As the title says.
I see the Quick Guide and Spark Connect Overview say to run sbin/start-connect-server.sh
to start the server. There are no equivalent bat
or cmd
files available for Windows for anything in sbin. I see someone translated to create spark-sbin-windows but it's 8 years old.
In the documentation for Spark Stand alone setup, I found following note, which makes me think there is no built-in support for what I'm trying to do, and it has to be done "manually":
Note: The launch scripts do not currently support Windows. To run a Spark cluster on Windows, start the master and workers by hand.
I tried to dig through the shell scripts in sbin, to replicate the commands manually, but could not. It seems like deep inside the scripts, start-connect-server.sh
will run this command:
spark-daemon.sh submit "org.apache.spark.sql.connect.service.SparkConnectServer" 1 --name "Spark Connect server" --packages org.apache.spark:spark-connect_2.12:3.5.4
I downloaded the spark-connect jar from maven central and tried:
C:\spark-3.5.4\bin> spark-class "org.apache.spark.sql.connect.service.SparkConnectServer" 1 --name "Spark Connect server" -cp C:\Users\kash\.m2\repository\org\apache\spark\spark-connect_2.12\3.5.4\spark-connect_2.12-3.5.4.jar
Error: Could not find or load main class org.apache.spark.sql.connect.service.SparkConnectServer
C:\spark-3.5.4\bin>
spark-connect_2.12-3.5.4.jar
does contain class org.apache.spark.sql.connect.service.SparkConnectServer
I also tried many permutations/combinations of spark-submit
etc., but no luck.
Environment is fine, e.g. spark-submit
works fine, so do pyspark
, spark-shell
, ...
C:\spark-3.5.4\bin>cat ..\print_my_name.py
from pyspark.sql.session import SparkSession
print('\n\n>>>', SparkSession.Builder().getOrCreate().conf.get('spark.app.name'), '<<<\n\n')
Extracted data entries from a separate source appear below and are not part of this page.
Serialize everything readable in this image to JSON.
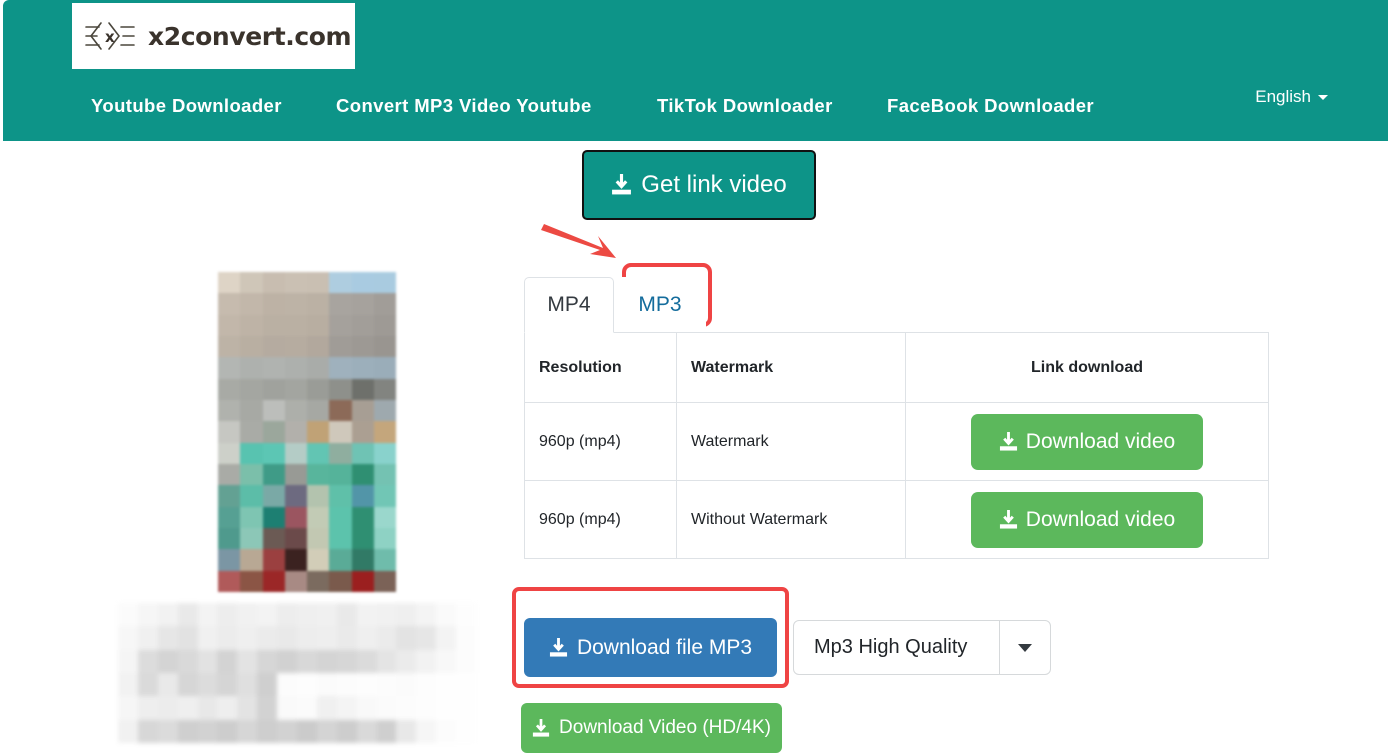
{
  "site": {
    "logo_text": "x2convert.com",
    "logo_icon": "x-brackets-logo-icon"
  },
  "nav": {
    "items": [
      {
        "label": "Youtube Downloader"
      },
      {
        "label": "Convert MP3 Video Youtube"
      },
      {
        "label": "TikTok Downloader"
      },
      {
        "label": "FaceBook Downloader"
      }
    ],
    "language": {
      "label": "English",
      "icon": "chevron-down-icon"
    }
  },
  "actions": {
    "get_link_label": "Get link video",
    "get_link_icon": "download-icon"
  },
  "tabs": [
    {
      "label": "MP4",
      "active": true
    },
    {
      "label": "MP3",
      "active": false
    }
  ],
  "table": {
    "headers": [
      "Resolution",
      "Watermark",
      "Link download"
    ],
    "rows": [
      {
        "resolution": "960p (mp4)",
        "watermark": "Watermark",
        "button_label": "Download video",
        "button_icon": "download-icon"
      },
      {
        "resolution": "960p (mp4)",
        "watermark": "Without Watermark",
        "button_label": "Download video",
        "button_icon": "download-icon"
      }
    ]
  },
  "footer_actions": {
    "mp3_button_label": "Download file MP3",
    "mp3_button_icon": "download-icon",
    "quality_selected": "Mp3 High Quality",
    "quality_caret_icon": "caret-down-icon",
    "hd_button_label": "Download Video (HD/4K)",
    "hd_button_icon": "download-icon"
  },
  "annotations": {
    "arrow": "red-arrow-pointing-to-mp3-tab",
    "box_mp3_tab": "red-highlight-box-mp3-tab",
    "box_mp3_download": "red-highlight-box-download-file-mp3"
  },
  "thumbnail": {
    "description": "blurred-video-thumbnail",
    "caption": "blurred-video-title-text"
  },
  "colors": {
    "header_teal": "#0d9488",
    "button_green": "#5cb85c",
    "button_blue": "#337ab7",
    "annotation_red": "#ef4444",
    "tab_link_blue": "#146c9c"
  },
  "thumb_pixels": [
    "#ded4c6",
    "#cfc6b8",
    "#c8bdb0",
    "#cac0b3",
    "#c9bfb2",
    "#aecde0",
    "#a9cbe1",
    "#a9cbe0",
    "#c6bbae",
    "#c2b7aa",
    "#bdb2a5",
    "#bdb3a6",
    "#bbb1a4",
    "#a8a49f",
    "#a6a29d",
    "#a19d98",
    "#c2b7aa",
    "#beb3a6",
    "#bab0a3",
    "#bab0a3",
    "#b8aea1",
    "#a5a19c",
    "#a29e99",
    "#9e9a95",
    "#bdb3a6",
    "#b9afa2",
    "#b5aba0",
    "#b6aca0",
    "#b2a89d",
    "#a09c97",
    "#9d9994",
    "#999590",
    "#b3b6b3",
    "#aeb1ae",
    "#b0b3b0",
    "#adb0ad",
    "#a9aca9",
    "#9fb1bd",
    "#9cafbb",
    "#9aadb9",
    "#a8aaa5",
    "#a4a6a1",
    "#a0a29d",
    "#a3a5a0",
    "#9a9c97",
    "#8e908b",
    "#6e706b",
    "#828480",
    "#b0b2ad",
    "#a7a9a4",
    "#bcbebb",
    "#adafaa",
    "#a6a8a3",
    "#8c6a58",
    "#a79e94",
    "#9ea9ae",
    "#c6c7c2",
    "#a9aba6",
    "#9ba79c",
    "#b2b0ab",
    "#c0a276",
    "#cfc8bb",
    "#ab9f92",
    "#c4a67c",
    "#cdd0c9",
    "#58c3b0",
    "#5cc6b4",
    "#b4ccc6",
    "#62c5b3",
    "#8fae9f",
    "#6fc3b4",
    "#89d2cc",
    "#a9aba6",
    "#7bbfaa",
    "#3f9b87",
    "#989a95",
    "#58b59c",
    "#55b39a",
    "#2f8f72",
    "#74c2b2",
    "#63a193",
    "#5cbda8",
    "#7aa9a6",
    "#6d6a80",
    "#b3c3ae",
    "#5fc0a9",
    "#5295a8",
    "#71c6b5",
    "#56a093",
    "#7ec5b2",
    "#1d7f72",
    "#9b5560",
    "#c2cbb5",
    "#5cc3ac",
    "#2f8f72",
    "#9ad7cc",
    "#4f9a8d",
    "#8cc7b7",
    "#6b5a54",
    "#6b4a4a",
    "#c2c8b2",
    "#5cc3ac",
    "#2f8f72",
    "#8ed2c4",
    "#7b96a4",
    "#b8a894",
    "#9b4040",
    "#3b2220",
    "#d2cdb8",
    "#5aab97",
    "#317a66",
    "#6fbcab",
    "#b05a5a",
    "#8b5545",
    "#9b2727",
    "#a88a84",
    "#7b6b5f",
    "#7a5a4c",
    "#9b1f1f",
    "#7b6257"
  ],
  "blur_text_pixels": [
    "#fbfbfb",
    "#f6f6f6",
    "#f2f2f2",
    "#e9e9e9",
    "#f3f3f3",
    "#ededed",
    "#f1f1f1",
    "#f3f3f3",
    "#ededed",
    "#efefef",
    "#f0f0f0",
    "#e9e9e9",
    "#f2f2f2",
    "#f1f1f1",
    "#efefef",
    "#f4f4f4",
    "#fafafa",
    "#fdfdfd",
    "#f7f7f7",
    "#f0f0f0",
    "#e6e6e6",
    "#e2e2e2",
    "#f0f0f0",
    "#ececec",
    "#efefef",
    "#ebebeb",
    "#e9e9e9",
    "#ededed",
    "#eeeeee",
    "#eaeaea",
    "#efefef",
    "#ebebeb",
    "#e3e3e3",
    "#e6e6e6",
    "#f3f3f3",
    "#fcfcfc",
    "#f5f5f5",
    "#dcdcdc",
    "#d4d4d4",
    "#d9d9d9",
    "#e2e2e2",
    "#d3d3d3",
    "#e3e3e3",
    "#d6d6d6",
    "#d1d1d1",
    "#d8d8d8",
    "#d4d4d4",
    "#d6d6d6",
    "#dbdbdb",
    "#e4e4e4",
    "#ebebeb",
    "#f2f2f2",
    "#f8f8f8",
    "#fcfcfc",
    "#f2f2f2",
    "#dadada",
    "#e9e9e9",
    "#d6d6d6",
    "#dcdcdc",
    "#d5d5d5",
    "#dfdfdf",
    "#cfcfcf",
    "#fcfcfc",
    "#fdfdfd",
    "#fbfbfb",
    "#fcfcfc",
    "#fdfdfd",
    "#fcfcfc",
    "#fbfbfb",
    "#fdfdfd",
    "#fefefe",
    "#fefefe",
    "#f6f6f6",
    "#eeeeee",
    "#ececec",
    "#efefef",
    "#e8e8e8",
    "#eeeeee",
    "#e3e3e3",
    "#d2d2d2",
    "#fafafa",
    "#fbfbfb",
    "#f0f0f0",
    "#f4f4f4",
    "#f9f9f9",
    "#fbfbfb",
    "#fcfcfc",
    "#fdfdfd",
    "#fefefe",
    "#fefefe",
    "#f1f1f1",
    "#d7d7d7",
    "#dbdbdb",
    "#cfcfcf",
    "#d2d2d2",
    "#cdcdcd",
    "#d6d6d6",
    "#cecece",
    "#d2d2d2",
    "#cbcbcb",
    "#d4d4d4",
    "#cdcdcd",
    "#d9d9d9",
    "#cfcfcf",
    "#e8e8e8",
    "#f6f6f6",
    "#fcfcfc",
    "#fefefe"
  ]
}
C:\spark-3.5.4\bin>spark-submit ..\print_my_name.py
25/02/25 11:30:34 INFO SparkContext: Running Spark version 3.5.4
... snip ...
>>> print_my_name.py <<<
... snip ...
25/02/25 11:30:37 INFO SparkContext: SparkContext is stopping with exitCode 0.
C:\spark-3.5.4\bin>
Figured out, here is what worked for me:
start-connect-server.bat
set SPARK_HOME=C:\My\workspaces\spark-3.5.4-bin-hadoop3\
set HADOOP_HOME=C:\My\workspaces\spark-3.5.4-bin-hadoop3\
set JAVA_HOME="C:\ProgFiles\jdk-1.8"
set CLASS="org.apache.spark.sql.connect.service.SparkConnectServer"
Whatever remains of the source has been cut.